New wave of disruption
The research project is led by Cornell University's Elaine Shi, and includes faculty members from Cornell, the University of Maryland, and UC Berkeley, hence combining crypto researchers with programming languages researchers and system builders.
As can be read in the abstract of the project, the NSF believes that Bitcoin and blockchain technology will severely impact and shape the future of money. The foundation considers cryptocurrencies a new wave of disruption, and as such believes the topic demands more research and understanding than is currently available.
The abstract reads:
“Unfortunately, usage of crypto-currencies outstrips our understanding. […] This work aims to establish a rigorous scientific foundation for crypto-currencies. To achieve this, this work blends cryptography, game theory, programming languages, and systems security techniques.”
Speaking to CoinTelegraph, the projects co-PI (Principal Investigator), Cornell's Emin Sirer, further explained:
“We plan to investigate the fundamental principles of cryptocurrency protocols, develop programming language support for smart contracts, and open-source secure systems infrastructure for cryptocurrency services, such as exchanges.”
In particular, Sirer explained that the project sets out to solve real-world problems Bitcoin is facing today. One of the research topics, for instance, is Bitcoin's scalability, a subject that has as of late attracted a lot of heated debate, in particular regarding the block size limit.
“My group has been hard at work looking into how to make Bitcoin scale better, how to simulate the Bitcoin network realistically, and how to build databases and web servers that can securely handle valuable assets, like cryptocurrencies.”
- Emin Sirer
The project will not be limited to Bitcoin, however. Notably, the NSF indicates to expect that improved cryptocurrency designs could emerge from the research.
The abstract reads:
“Expected outcomes include new crypto-currency designs with provable security properties, financially enforceable cryptographic protocols whose security properties are backed by enforceable payments in case of a breach, smart contract systems that are easy to program and formally verifiable, as well as high-assurance systems for storing and handling high-value crypto-currencies and transactions.”
The NSF is a Unites States government research agency whose goal it is to promote the progress of science. With an annual budget of US$7.3 billion, the NSF funds some 24 percent of all federally supported basic research conducted by American colleges and universities. The cryptocurrency research will take place under the NSF division Computer and Network Systems (CNS).

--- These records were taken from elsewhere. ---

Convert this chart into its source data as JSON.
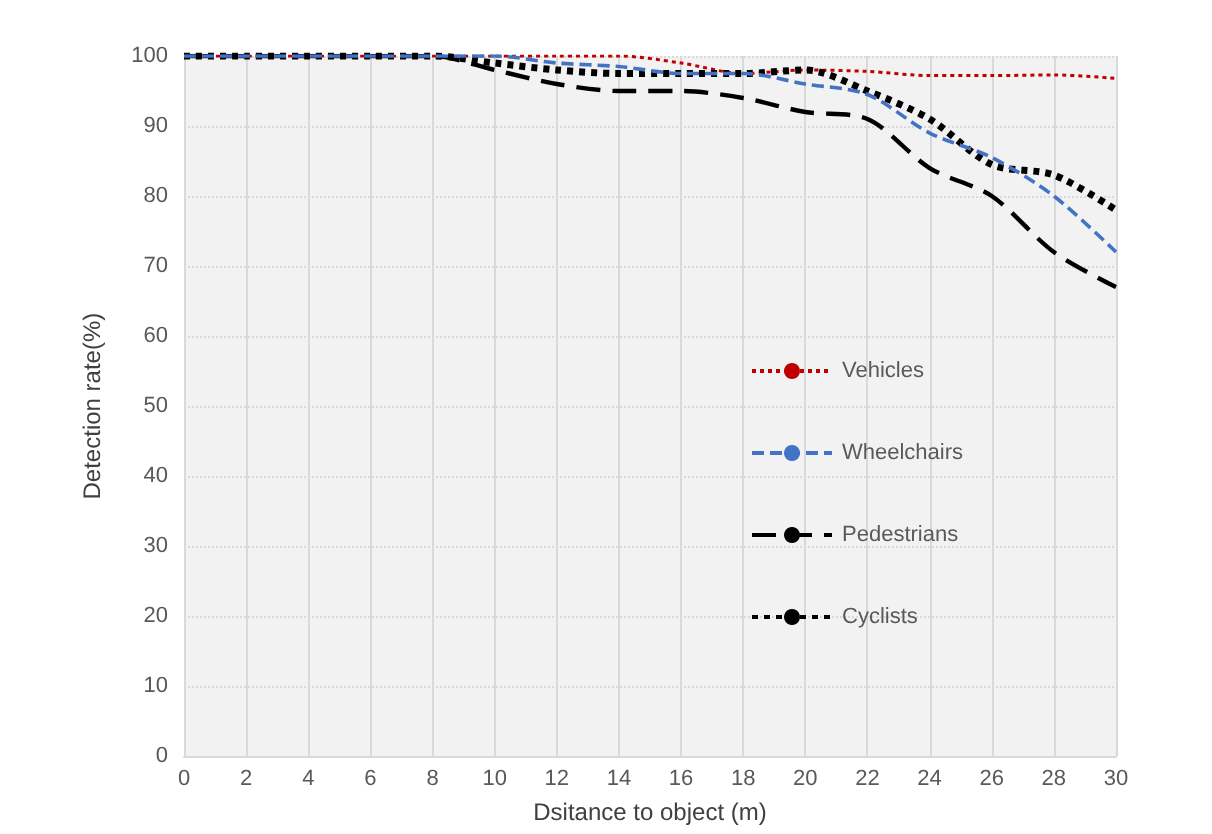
{
  "chart_data": {
    "type": "line",
    "xlabel": "Dsitance to object (m)",
    "ylabel": "Detection rate(%)",
    "x": [
      0,
      2,
      4,
      6,
      8,
      10,
      12,
      14,
      16,
      18,
      20,
      22,
      24,
      26,
      28,
      30
    ],
    "series": [
      {
        "name": "Vehicles",
        "color": "#c00000",
        "line_style": "dotted",
        "values": [
          100,
          100,
          100,
          100,
          100,
          100,
          100,
          100,
          99,
          97.5,
          98,
          97.8,
          97.2,
          97.2,
          97.3,
          96.8
        ]
      },
      {
        "name": "Wheelchairs",
        "color": "#4472c4",
        "line_style": "dashed",
        "values": [
          100,
          100,
          100,
          100,
          100,
          100,
          99,
          98.5,
          97.5,
          97.5,
          96,
          94.5,
          89,
          85.5,
          80,
          72
        ]
      },
      {
        "name": "Pedestrians",
        "color": "#000000",
        "line_style": "dashed",
        "values": [
          100,
          100,
          100,
          100,
          100,
          98,
          96,
          95,
          95,
          94,
          92,
          91,
          84,
          80,
          72,
          67
        ]
      },
      {
        "name": "Cyclists",
        "color": "#000000",
        "line_style": "dotted",
        "values": [
          100,
          100,
          100,
          100,
          100,
          99,
          98,
          97.5,
          97.5,
          97.5,
          98,
          95,
          91,
          84.5,
          83,
          78
        ]
      }
    ],
    "xlim": [
      0,
      30
    ],
    "xticks": [
      0,
      2,
      4,
      6,
      8,
      10,
      12,
      14,
      16,
      18,
      20,
      22,
      24,
      26,
      28,
      30
    ],
    "ylim": [
      0,
      100
    ],
    "yticks": [
      0,
      10,
      20,
      30,
      40,
      50,
      60,
      70,
      80,
      90,
      100
    ],
    "grid": true,
    "legend": "right",
    "marker": "none"
  }
}
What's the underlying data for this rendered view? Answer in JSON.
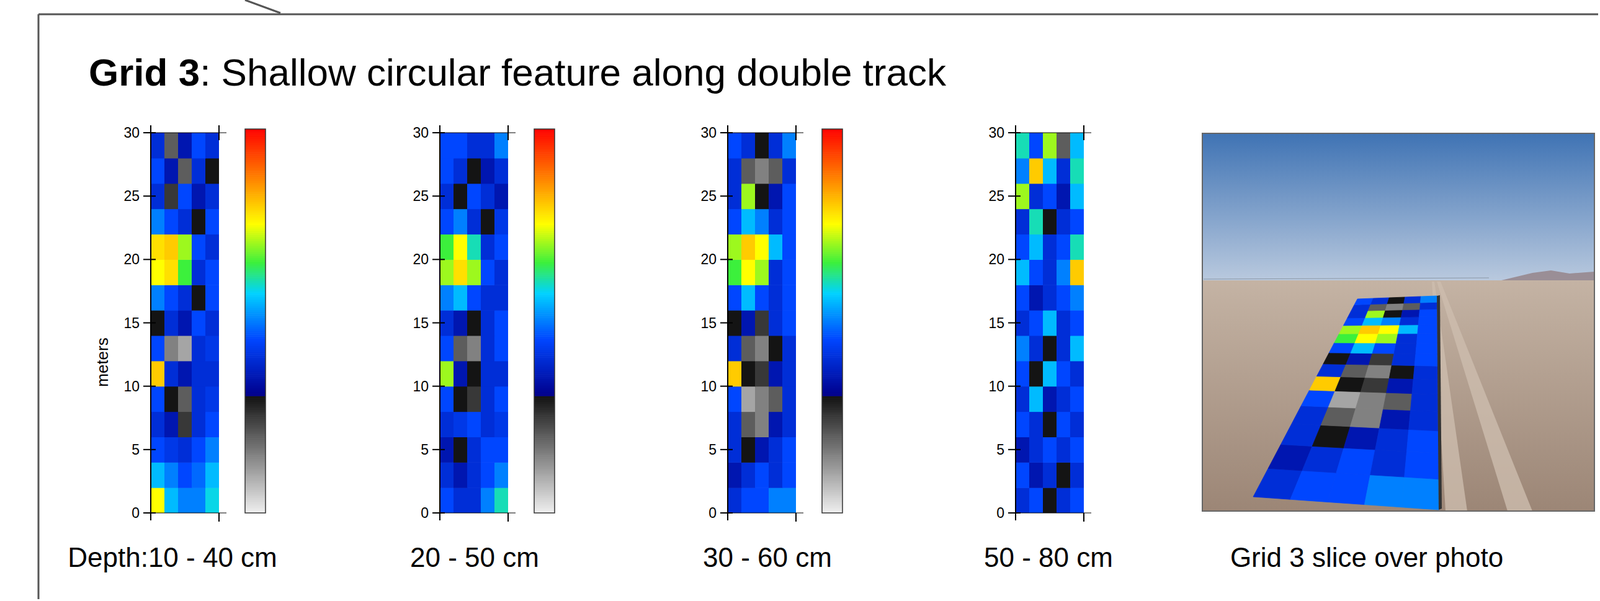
{
  "title": {
    "bold": "Grid 3",
    "text": ": Shallow circular feature along double track"
  },
  "chart_data": [
    {
      "type": "heatmap",
      "xlabel": "Depth:10 - 40 cm",
      "ylabel": "meters",
      "ylim": [
        0,
        30
      ],
      "yticks": [
        0,
        5,
        10,
        15,
        20,
        25,
        30
      ],
      "tick_labels": "y",
      "y_bins": [
        0,
        2,
        4,
        6,
        8,
        10,
        12,
        14,
        16,
        18,
        20,
        22,
        24,
        26,
        28,
        30
      ],
      "colorbar_range": [
        0,
        100
      ],
      "cells": [
        [
          75,
          55,
          50,
          50,
          58
        ],
        [
          55,
          50,
          45,
          48,
          55
        ],
        [
          45,
          42,
          40,
          45,
          50
        ],
        [
          40,
          35,
          25,
          40,
          45
        ],
        [
          45,
          30,
          20,
          40,
          42
        ],
        [
          80,
          40,
          35,
          40,
          40
        ],
        [
          45,
          15,
          10,
          40,
          42
        ],
        [
          30,
          40,
          35,
          45,
          40
        ],
        [
          50,
          45,
          40,
          30,
          45
        ],
        [
          75,
          78,
          65,
          40,
          45
        ],
        [
          78,
          80,
          70,
          45,
          40
        ],
        [
          50,
          45,
          40,
          30,
          45
        ],
        [
          40,
          25,
          45,
          35,
          40
        ],
        [
          45,
          35,
          20,
          40,
          30
        ],
        [
          40,
          20,
          35,
          45,
          40
        ]
      ]
    },
    {
      "type": "heatmap",
      "xlabel": "20 - 50 cm",
      "ylim": [
        0,
        30
      ],
      "yticks": [
        0,
        5,
        10,
        15,
        20,
        25,
        30
      ],
      "tick_labels": "y",
      "y_bins": [
        0,
        2,
        4,
        6,
        8,
        10,
        12,
        14,
        16,
        18,
        20,
        22,
        24,
        26,
        28,
        30
      ],
      "colorbar_range": [
        0,
        100
      ],
      "cells": [
        [
          45,
          40,
          40,
          50,
          60
        ],
        [
          40,
          35,
          40,
          45,
          50
        ],
        [
          35,
          30,
          40,
          45,
          45
        ],
        [
          40,
          42,
          45,
          40,
          42
        ],
        [
          45,
          30,
          25,
          40,
          45
        ],
        [
          70,
          35,
          30,
          40,
          40
        ],
        [
          45,
          20,
          15,
          40,
          45
        ],
        [
          40,
          35,
          30,
          40,
          45
        ],
        [
          50,
          55,
          45,
          40,
          40
        ],
        [
          70,
          78,
          70,
          45,
          40
        ],
        [
          65,
          75,
          60,
          40,
          45
        ],
        [
          45,
          50,
          40,
          30,
          42
        ],
        [
          40,
          30,
          45,
          40,
          35
        ],
        [
          45,
          40,
          30,
          35,
          40
        ],
        [
          45,
          45,
          40,
          40,
          50
        ]
      ]
    },
    {
      "type": "heatmap",
      "xlabel": "30 - 60 cm",
      "ylim": [
        0,
        30
      ],
      "yticks": [
        0,
        5,
        10,
        15,
        20,
        25,
        30
      ],
      "tick_labels": "y",
      "y_bins": [
        0,
        2,
        4,
        6,
        8,
        10,
        12,
        14,
        16,
        18,
        20,
        22,
        24,
        26,
        28,
        30
      ],
      "colorbar_range": [
        0,
        100
      ],
      "cells": [
        [
          40,
          45,
          45,
          50,
          50
        ],
        [
          35,
          40,
          45,
          40,
          45
        ],
        [
          40,
          30,
          35,
          40,
          45
        ],
        [
          40,
          20,
          15,
          35,
          40
        ],
        [
          45,
          10,
          15,
          20,
          40
        ],
        [
          80,
          30,
          25,
          35,
          40
        ],
        [
          40,
          20,
          15,
          30,
          40
        ],
        [
          30,
          35,
          25,
          40,
          45
        ],
        [
          45,
          55,
          45,
          40,
          45
        ],
        [
          65,
          75,
          70,
          40,
          45
        ],
        [
          70,
          80,
          75,
          55,
          45
        ],
        [
          45,
          55,
          50,
          40,
          45
        ],
        [
          40,
          70,
          30,
          35,
          45
        ],
        [
          40,
          20,
          15,
          20,
          40
        ],
        [
          45,
          40,
          30,
          40,
          50
        ]
      ]
    },
    {
      "type": "heatmap",
      "xlabel": "50 - 80 cm",
      "ylim": [
        0,
        30
      ],
      "yticks": [
        0,
        5,
        10,
        15,
        20,
        25,
        30
      ],
      "tick_labels": "y",
      "y_bins": [
        0,
        2,
        4,
        6,
        8,
        10,
        12,
        14,
        16,
        18,
        20,
        22,
        24,
        26,
        28,
        30
      ],
      "color_range": [
        0,
        100
      ],
      "cells": [
        [
          40,
          45,
          30,
          40,
          45
        ],
        [
          45,
          35,
          40,
          30,
          40
        ],
        [
          35,
          40,
          45,
          40,
          45
        ],
        [
          45,
          40,
          30,
          45,
          40
        ],
        [
          40,
          55,
          35,
          40,
          45
        ],
        [
          45,
          30,
          55,
          45,
          40
        ],
        [
          50,
          40,
          30,
          40,
          55
        ],
        [
          40,
          45,
          55,
          40,
          45
        ],
        [
          45,
          35,
          40,
          45,
          50
        ],
        [
          55,
          45,
          40,
          50,
          80
        ],
        [
          45,
          55,
          40,
          45,
          60
        ],
        [
          40,
          60,
          30,
          40,
          45
        ],
        [
          70,
          40,
          45,
          35,
          55
        ],
        [
          50,
          80,
          55,
          40,
          60
        ],
        [
          60,
          45,
          70,
          20,
          55
        ]
      ]
    }
  ],
  "photo": {
    "caption": "Grid 3 slice over photo"
  }
}
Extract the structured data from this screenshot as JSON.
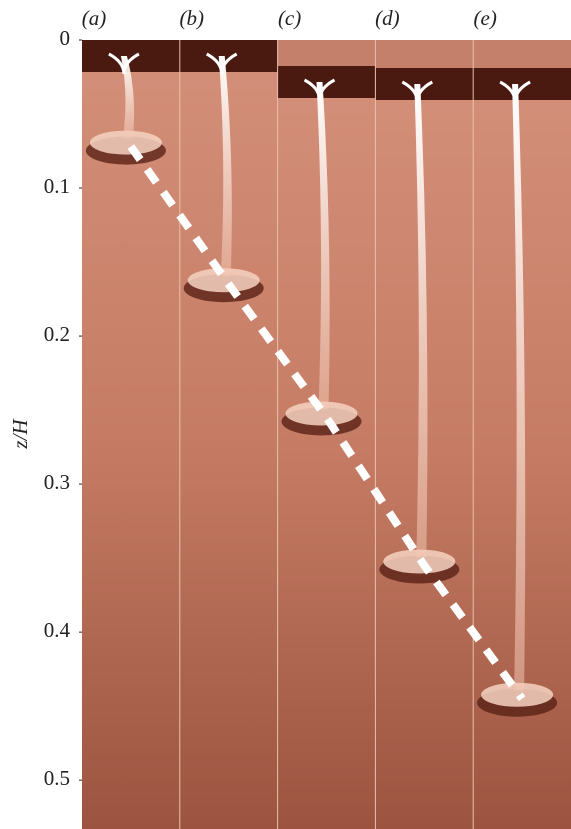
{
  "chart_data": {
    "type": "line",
    "ylabel": "z/H",
    "categories": [
      "(a)",
      "(b)",
      "(c)",
      "(d)",
      "(e)"
    ],
    "values": [
      0.072,
      0.165,
      0.255,
      0.355,
      0.445
    ],
    "color": "#ffffff",
    "ylim": [
      0,
      0.533
    ],
    "yticks": [
      0,
      0.1,
      0.2,
      0.3,
      0.4,
      0.5
    ]
  }
}
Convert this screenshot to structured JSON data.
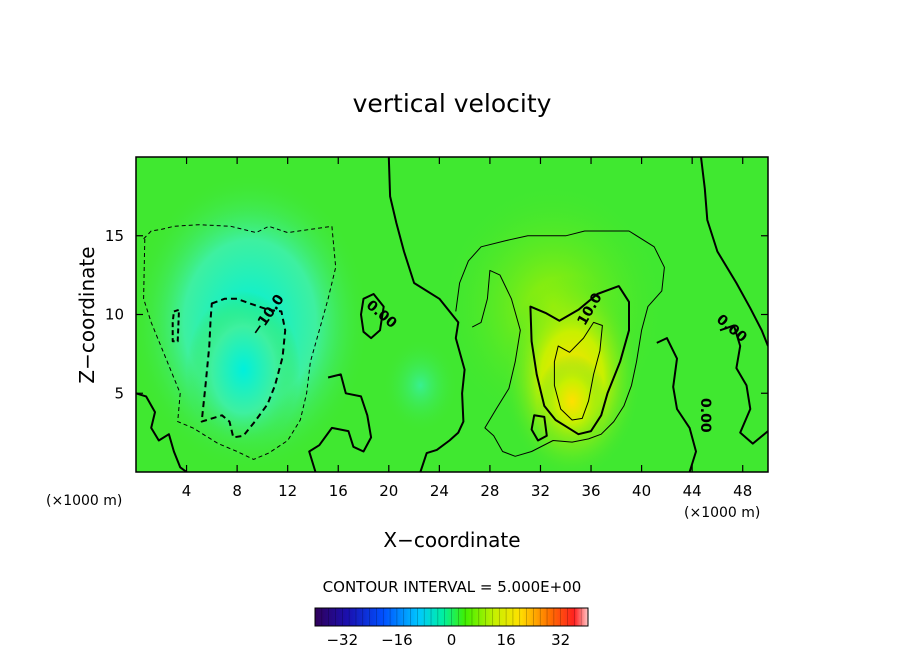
{
  "chart_data": {
    "type": "heatmap",
    "title": "vertical velocity",
    "xlabel": "X−coordinate",
    "ylabel": "Z−coordinate",
    "x_unit": "(×1000 m)",
    "xlim": [
      0,
      50
    ],
    "ylim": [
      0,
      20
    ],
    "xticks": [
      4,
      8,
      12,
      16,
      20,
      24,
      28,
      32,
      36,
      40,
      44,
      48
    ],
    "xtick_labels": [
      "4",
      "8",
      "12",
      "16",
      "20",
      "24",
      "28",
      "32",
      "36",
      "40",
      "44",
      "48"
    ],
    "yticks": [
      5,
      10,
      15
    ],
    "ytick_labels": [
      "5",
      "10",
      "15"
    ],
    "contour_interval_text": "CONTOUR INTERVAL = 5.000E+00",
    "contour_interval": 5.0,
    "contour_labels": [
      "−10.0",
      "10.0",
      "0.00",
      "0.00",
      "0.00"
    ],
    "colorbar": {
      "range": [
        -40,
        40
      ],
      "ticks": [
        -32,
        -16,
        0,
        16,
        32
      ],
      "tick_labels": [
        "−32",
        "−16",
        "0",
        "16",
        "32"
      ]
    },
    "features": [
      {
        "kind": "downdraft",
        "x": 8.5,
        "z": 6.5,
        "value": -14
      },
      {
        "kind": "updraft",
        "x": 34.5,
        "z": 5.5,
        "value": 17
      },
      {
        "kind": "updraft-weak",
        "x": 33,
        "z": 13,
        "value": 6
      }
    ]
  }
}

Cornell University has published several papers on Bitcoin and cryptocurrency so far. The best known of these is probably a 2013 paper by Ittay Eyal, which argued that less than a majority of Bitcoin miners could in theory successfully attack the network. Last week, Eyal published a new paper under Cornell University's wings, in which he claims that mining pools will probably shrink in size over time.
CoinTelegraph reached out to the NSF, but received no response at time of publication.